The COVID-19 pandemic increased online orders in the countryside, as people were afraid to go out and eat in person. Many small restaurants also started due to high demand. However, the government move may push street shops and local food corners to look for alternatives.

“We are already facing difficulties in generating our livelihood as restrictions ease and people have started moving to large food outlets,” said Gautam Kumar, owner of a street sandwich shop in New Delhi, which began selling Swiggy during closing.

“Generating income after giving commissions to platforms is difficult for people like us. In such a scenario, how we could handle the additional five percent cut seems a mystery, ”he said.

Swiggy and Zomato declined to comment on the article.

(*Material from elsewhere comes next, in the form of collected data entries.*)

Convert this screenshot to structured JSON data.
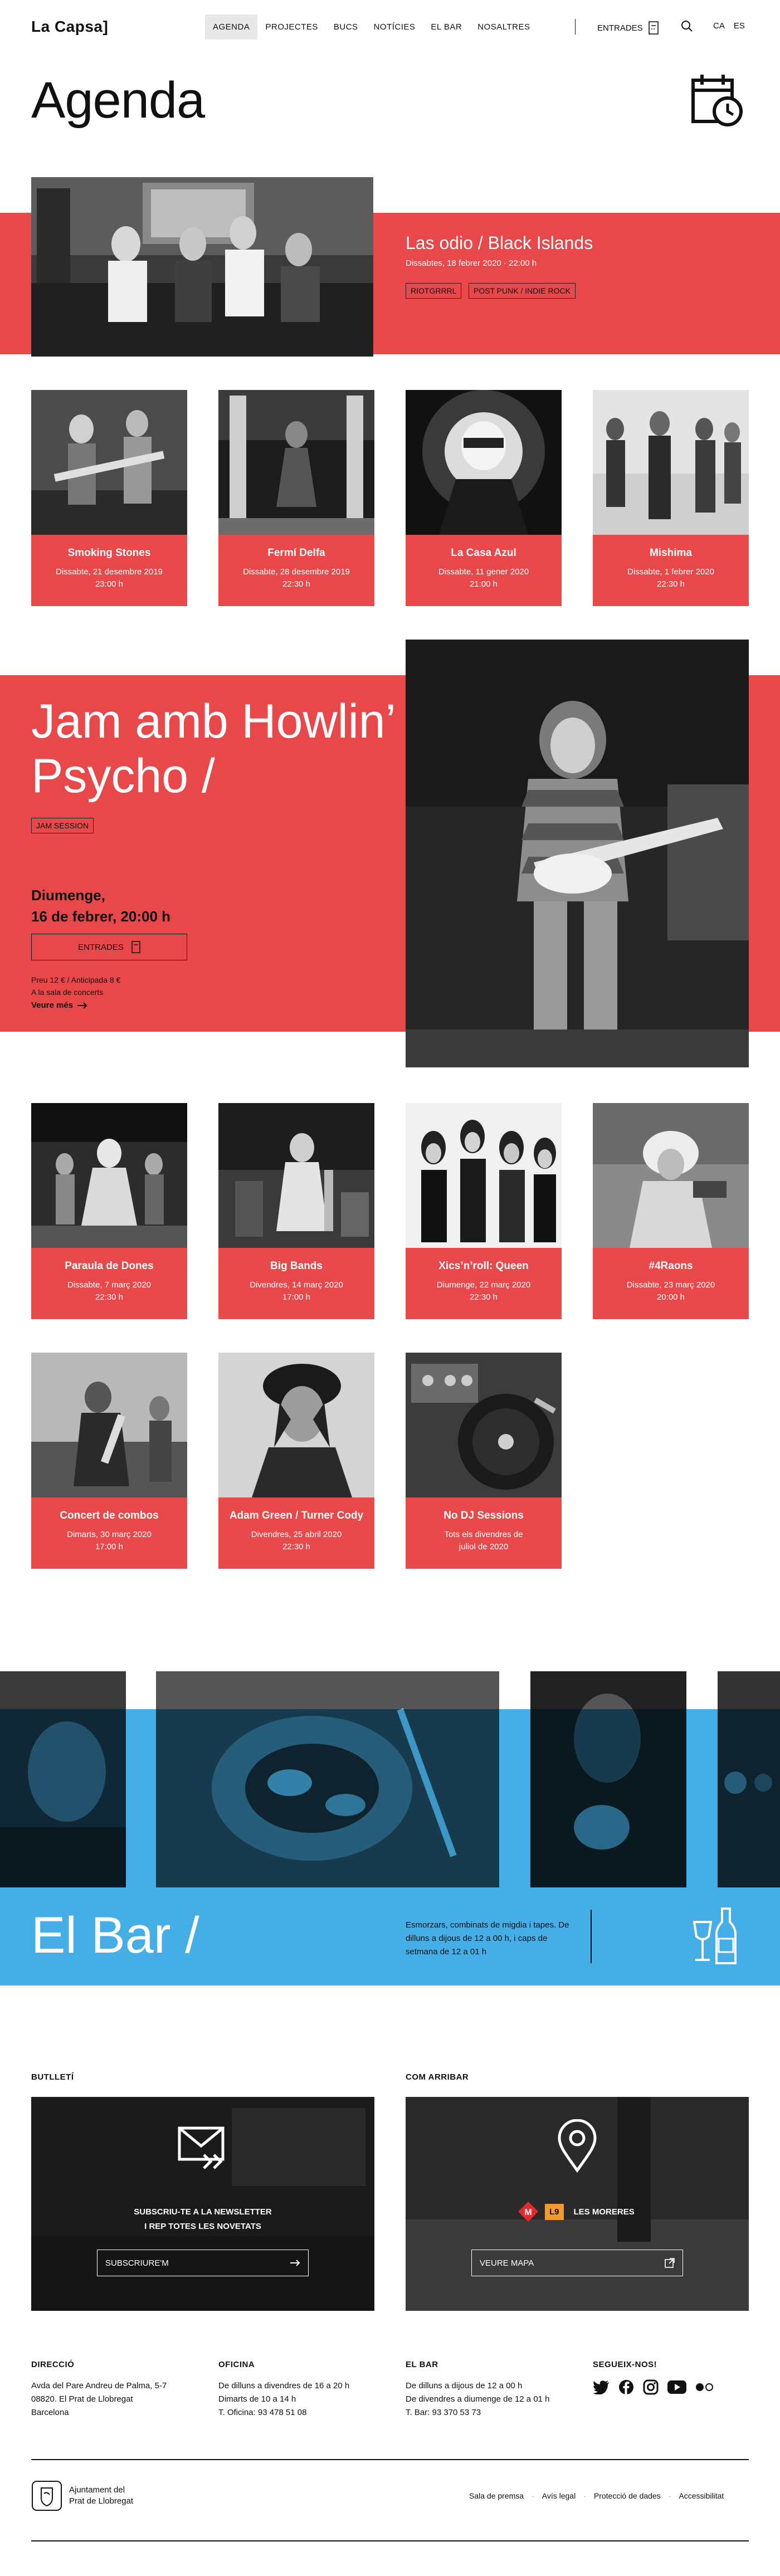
{
  "header": {
    "logo": "La Capsa]",
    "nav": [
      "AGENDA",
      "PROJECTES",
      "BUCS",
      "NOTÍCIES",
      "EL BAR",
      "NOSALTRES"
    ],
    "entrades": "ENTRADES",
    "lang": [
      "CA",
      "ES"
    ]
  },
  "page_title": "Agenda",
  "featured": {
    "title": "Las odio / Black Islands",
    "date": "Dissabtes, 18 febrer 2020 · 22:00 h",
    "tags": [
      "RIOTGRRRL",
      "POST PUNK / INDIE ROCK"
    ]
  },
  "events_row1": [
    {
      "title": "Smoking Stones",
      "date": "Dissabte, 21 desembre 2019",
      "time": "23:00 h"
    },
    {
      "title": "Fermí Delfa",
      "date": "Dissabte, 28 desembre 2019",
      "time": "22:30 h"
    },
    {
      "title": "La Casa Azul",
      "date": "Dissabte, 11 gener 2020",
      "time": "21:00 h"
    },
    {
      "title": "Mishima",
      "date": "Dissabte, 1 febrer 2020",
      "time": "22:30 h"
    }
  ],
  "big": {
    "title": "Jam amb Howlin’ Psycho /",
    "tag": "JAM SESSION",
    "date_line1": "Diumenge,",
    "date_line2": "16 de febrer, 20:00 h",
    "button": "ENTRADES",
    "price": "Preu 12 € / Anticipada 8 €",
    "place": "A la sala de concerts",
    "more": "Veure més"
  },
  "events_row2": [
    {
      "title": "Paraula de Dones",
      "date": "Dissabte, 7 març 2020",
      "time": "22:30 h"
    },
    {
      "title": "Big Bands",
      "date": "Divendres, 14 març 2020",
      "time": "17:00 h"
    },
    {
      "title": "Xics’n’roll: Queen",
      "date": "Diumenge, 22 març 2020",
      "time": "22:30 h"
    },
    {
      "title": "#4Raons",
      "date": "Dissabte, 23 març 2020",
      "time": "20:00 h"
    }
  ],
  "events_row3": [
    {
      "title": "Concert de combos",
      "date": "Dimarts, 30 març 2020",
      "time": "17:00 h"
    },
    {
      "title": "Adam Green / Turner Cody",
      "date": "Divendres, 25 abril 2020",
      "time": "22:30 h"
    },
    {
      "title": "No DJ Sessions",
      "date": "Tots els divendres de",
      "time": "juliol de 2020"
    }
  ],
  "bar": {
    "title": "El Bar /",
    "text": "Esmorzars, combinats de migdia i tapes. De dilluns a dijous de 12 a 00 h, i caps de setmana de 12 a 01 h"
  },
  "newsletter": {
    "label": "BUTLLETÍ",
    "line1": "SUBSCRIU-TE A LA NEWSLETTER",
    "line2": "I REP TOTES LES NOVETATS",
    "button": "SUBSCRIURE'M"
  },
  "arrive": {
    "label": "COM ARRIBAR",
    "metro_line": "L9",
    "stop": "LES MORERES",
    "button": "VEURE MAPA"
  },
  "footer": {
    "direccio": {
      "head": "DIRECCIÓ",
      "lines": [
        "Avda del Pare Andreu de Palma, 5-7",
        "08820. El Prat de Llobregat",
        "Barcelona"
      ]
    },
    "oficina": {
      "head": "OFICINA",
      "lines": [
        "De dilluns a divendres de 16 a 20 h",
        "Dimarts de 10 a 14 h",
        "T. Oficina: 93 478 51 08"
      ]
    },
    "elbar": {
      "head": "EL BAR",
      "lines": [
        "De dilluns a dijous de 12 a 00 h",
        "De divendres a diumenge de 12 a 01 h",
        "T. Bar: 93 370 53 73"
      ]
    },
    "segueix": {
      "head": "SEGUEIX-NOS!"
    },
    "ajuntament": [
      "Ajuntament del",
      "Prat de Llobregat"
    ],
    "legal": [
      "Sala de premsa",
      "Avís legal",
      "Protecció de dades",
      "Accessibilitat"
    ]
  }
}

Along with food delivery aggregators, the Finance Ministry is also making a five percent GST mandatory for ride-sharing platforms carrying passengers in any type of motorized vehicle as of January 1. Platforms are already obliged to pay GST in case of taxi rides, but there are no such obligations for bicycle and car reservations.

“While we appreciate the need for the government to raise revenue, we urge the government to reconsider this tax, which will end up hurting car drivers’ earnings, as well as the government’s digitization agenda,” Uber India said in a statement sent. by email to Gadgets. 360.

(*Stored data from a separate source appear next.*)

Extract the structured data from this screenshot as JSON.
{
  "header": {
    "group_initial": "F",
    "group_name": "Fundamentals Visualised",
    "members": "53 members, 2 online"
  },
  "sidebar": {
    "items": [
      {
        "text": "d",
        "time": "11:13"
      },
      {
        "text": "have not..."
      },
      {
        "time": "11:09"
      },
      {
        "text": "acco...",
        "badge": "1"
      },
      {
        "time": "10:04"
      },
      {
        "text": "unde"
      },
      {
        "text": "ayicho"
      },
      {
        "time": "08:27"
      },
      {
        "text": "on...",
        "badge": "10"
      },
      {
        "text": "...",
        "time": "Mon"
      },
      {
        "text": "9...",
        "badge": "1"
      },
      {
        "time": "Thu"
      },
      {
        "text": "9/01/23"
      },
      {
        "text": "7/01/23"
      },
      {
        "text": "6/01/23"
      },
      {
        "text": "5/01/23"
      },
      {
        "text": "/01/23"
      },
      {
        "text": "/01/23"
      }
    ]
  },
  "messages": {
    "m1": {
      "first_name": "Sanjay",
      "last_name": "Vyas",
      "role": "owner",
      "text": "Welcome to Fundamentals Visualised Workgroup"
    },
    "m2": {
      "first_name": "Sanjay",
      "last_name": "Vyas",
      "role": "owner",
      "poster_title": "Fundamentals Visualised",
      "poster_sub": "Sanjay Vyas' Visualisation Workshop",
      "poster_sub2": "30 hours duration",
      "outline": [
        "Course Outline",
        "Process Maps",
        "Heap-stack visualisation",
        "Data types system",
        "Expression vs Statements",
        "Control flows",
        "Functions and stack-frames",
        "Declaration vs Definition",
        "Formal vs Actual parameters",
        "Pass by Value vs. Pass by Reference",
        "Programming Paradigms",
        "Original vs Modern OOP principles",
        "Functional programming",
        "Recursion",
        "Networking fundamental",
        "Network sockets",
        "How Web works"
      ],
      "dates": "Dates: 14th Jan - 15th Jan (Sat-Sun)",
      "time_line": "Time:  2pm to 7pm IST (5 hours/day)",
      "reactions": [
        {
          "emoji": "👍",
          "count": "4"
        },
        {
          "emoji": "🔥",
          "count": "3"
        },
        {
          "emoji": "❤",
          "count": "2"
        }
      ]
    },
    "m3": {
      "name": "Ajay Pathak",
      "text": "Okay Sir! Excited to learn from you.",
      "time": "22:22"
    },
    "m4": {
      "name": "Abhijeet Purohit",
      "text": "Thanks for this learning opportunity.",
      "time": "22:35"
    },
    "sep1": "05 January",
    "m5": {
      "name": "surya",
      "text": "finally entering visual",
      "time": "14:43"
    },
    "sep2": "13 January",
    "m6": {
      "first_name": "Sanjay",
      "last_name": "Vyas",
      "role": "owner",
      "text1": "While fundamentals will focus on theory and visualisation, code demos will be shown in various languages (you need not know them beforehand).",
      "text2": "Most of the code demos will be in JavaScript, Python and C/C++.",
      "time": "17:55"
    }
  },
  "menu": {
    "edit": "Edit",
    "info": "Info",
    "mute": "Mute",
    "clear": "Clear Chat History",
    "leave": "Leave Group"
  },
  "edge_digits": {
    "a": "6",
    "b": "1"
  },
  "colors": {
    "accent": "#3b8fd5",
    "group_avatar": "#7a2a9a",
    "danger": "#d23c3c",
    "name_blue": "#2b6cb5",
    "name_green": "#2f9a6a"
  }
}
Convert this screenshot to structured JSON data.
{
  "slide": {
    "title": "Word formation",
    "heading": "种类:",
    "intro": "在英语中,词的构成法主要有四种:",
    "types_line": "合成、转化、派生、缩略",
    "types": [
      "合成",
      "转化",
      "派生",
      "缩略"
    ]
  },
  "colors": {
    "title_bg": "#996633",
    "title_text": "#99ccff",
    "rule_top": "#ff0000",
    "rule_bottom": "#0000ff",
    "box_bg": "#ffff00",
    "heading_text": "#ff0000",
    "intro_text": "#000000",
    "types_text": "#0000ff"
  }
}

“Thousands of car drivers across India rely on Uber and other apps for a living. Passengers, especially women and the elderly, like to reserve a car through an app because of the safety and convenience that comes with it. But they also value affordability. This tax will lead to an increase in platform fees and a corresponding drop in demand. Both passengers and drivers will lose out in this scenario, ”the company said.

He also asked if this tax will generate real revenue gains for the government.

“As demand shifts into street hail, GST revenue selectively applied to online bookings is likely to be marginal at best,” Uber India said, adding that the tax creates a field. of uneven play.

Uber earlier this month transferred to Delhi High Court for challenging the GST regime on auto-rickshaw services booked through their platform. Similarly, the Rapido bike taxi platform also recently knocked on the door of the Superior Court of Telangana to challenge the norm for bike rides.

Bose stated that while the problem of taxi aggregators having to charge GST for the provision of automatic rickshaw services is already sub judice before two higher courts, there is no suspension as of now.

“It will be interesting to see if food aggregators also approach the higher court for similar reasons,” he noted.